Évaluer la durabilité de mon système : des outils existants
En plus du ressenti sur le bon fonctionnement de son système et du retour du bilan économique, différents outils existent pour objectiver l’évaluation de sa durabilité. Ils aident à réaliser des simulations de changements de pratiques et à en reconcevoir certains aspects.
• Pour évaluer sa durabilité globale, une liste interactive de questions est disponible dans le centre de ressources sur l’AB d’Agro-Transfert.
• Pour la durabilité agronomique, l’outil Odera-Vivaces, accessible gratuitement sur le même site, sert à évaluer le risque de développement du chardon sur ses parcelles en fonction de ses pratiques.
• Odera-Systèmes réalise la même évaluation pour les adventices annuelles.
• Simeos-AMG simule l’évolution de la matière organique sur les trente prochaines années, prochainement paramétré pour la bio. La réalisation des bilans azotés, phosphorés et potassiques sert à vérifier le bon équilibre apports-besoins de ces éléments.
En savoir + :
• Projet VivLéBio sur la durabilité des systèmes légumiers
de plein champ biologiques : agro-transfert-rt.org/projets/vivlebio/agriculture-biologique/durabilite-lpc-bio/
• Centre de ressources en agriculture bio d’Agro-Transfert : agro-transfert-rt.org/projets/vivlebio/agriculture-biologique/
• Centre de ressources de Bio en Hauts-de-France : bio-hautsdefrance.org
Bien gérer ses investissements
Des leviers existent pour diminuer le coût des investissements : augmenter la surface d'amortissement en mutualisant l'achat de l'outil à plusieurs ou en l'utilisant sur plus de surface, choisir un matériel polyvalent ou des cultures qui nécessitent le même matériel. Son bon entretien lui assure une durée de vie plus longue et des pannes réduites.
Dans le contexte actuel, les investissements en matière d'irrigation ou dans des installations de stockage sont à bien réfléchir.
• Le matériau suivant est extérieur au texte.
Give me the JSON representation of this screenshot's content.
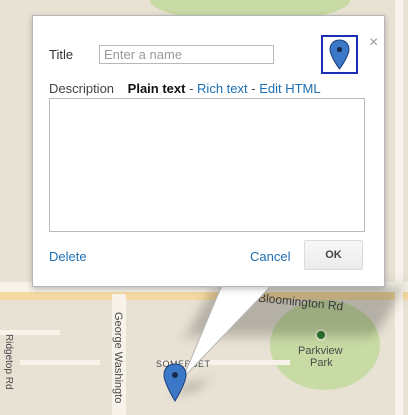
{
  "dialog": {
    "title_label": "Title",
    "title_placeholder": "Enter a name",
    "title_value": "",
    "description_label": "Description",
    "mode_plain": "Plain text",
    "separator": "-",
    "mode_rich": "Rich text",
    "mode_html": "Edit HTML",
    "description_value": "",
    "delete_label": "Delete",
    "cancel_label": "Cancel",
    "ok_label": "OK",
    "close_glyph": "×",
    "marker_icon": "map-pin-icon",
    "close_icon": "close-icon"
  },
  "map": {
    "labels": {
      "bloomington": "Bloomington Rd",
      "parkview": "Parkview",
      "park": "Park",
      "george": "George Washingto",
      "somerset": "SOMERSET",
      "ridgetop": "Ridgetop Rd"
    },
    "marker_icon": "map-pin-icon",
    "colors": {
      "pin": "#3b78c7",
      "accent_border": "#1a2fb3",
      "link": "#1d6fb3"
    }
  }
}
Si l'irrigation assure la stabilité des rendements face aux aléas climatiques, son introduction est à raisonner en fonction de la valorisation économique des cultures la nécessitant. De plus, la dépendance à des volumes d'eau importants pose également question dans un contexte où les scénarios climatiques laissent présager des tensions croissantes sur la ressource dans les années à venir. Enfin, l'investissement dans des installations de stockage est à raisonner prudem- ment à cause des coûts énergétiques croissants depuis un an.
Nicolas Thirard, agriculteur dans la Somme : des moutons pour fertiliser
Impliqué dans le projet VivLéBio2, Nicolas Thirard, agriculteur à Devise sur 120 hectares conduits en bio, a converti ses terres à partir de 2009. Il cultive des grandes cultures – blé, triticale, épeautre, blé-féveroles –, des légumes de plein-champ – racines d’endives, carottes, choux, pommes de terre, oignons, etc. – notamment sous contrats, et du maraîchage sous-abris, en multipliant les circuits de vente. En 2022, il investit dans un troupeau ovin de 80 brebis Shropshire en vue de gérer la fertilité de ses sols de manière plus autonome. « Je privilégie ainsi la recherche de cohérence agroéconomique à l’échelle globale de mon système », explique t-il. Après les récoltes, les animaux vont pâturer la luzerne et le trèfle présents dans la rotation. Par exemple, le trèfle, semé dans le blé en avril, est maintenu 12 mois. Ses sols variés – limoneux-argileux ou calcaire de type cranette – contiennent environ 1,7 % de matières organiques. « L’objectif est d’améliorer la fertilité, et de réduire l’usage de fientes bio que j’achète, détaille le producteur. C’est une démarche de longue haleine. » Pour Nicolas Thirard, participer au programme VivLéBio2, avec des essais sur l’une de ses parcelles, est enrichissant pour progresser. « Je ne reviendrai jamais en arrière, j’ai changé de logiciel, affirme-t-il. J’adapte mon système très diversifié pour passer la crise. Le marché va s’assainir, et se restructurer. »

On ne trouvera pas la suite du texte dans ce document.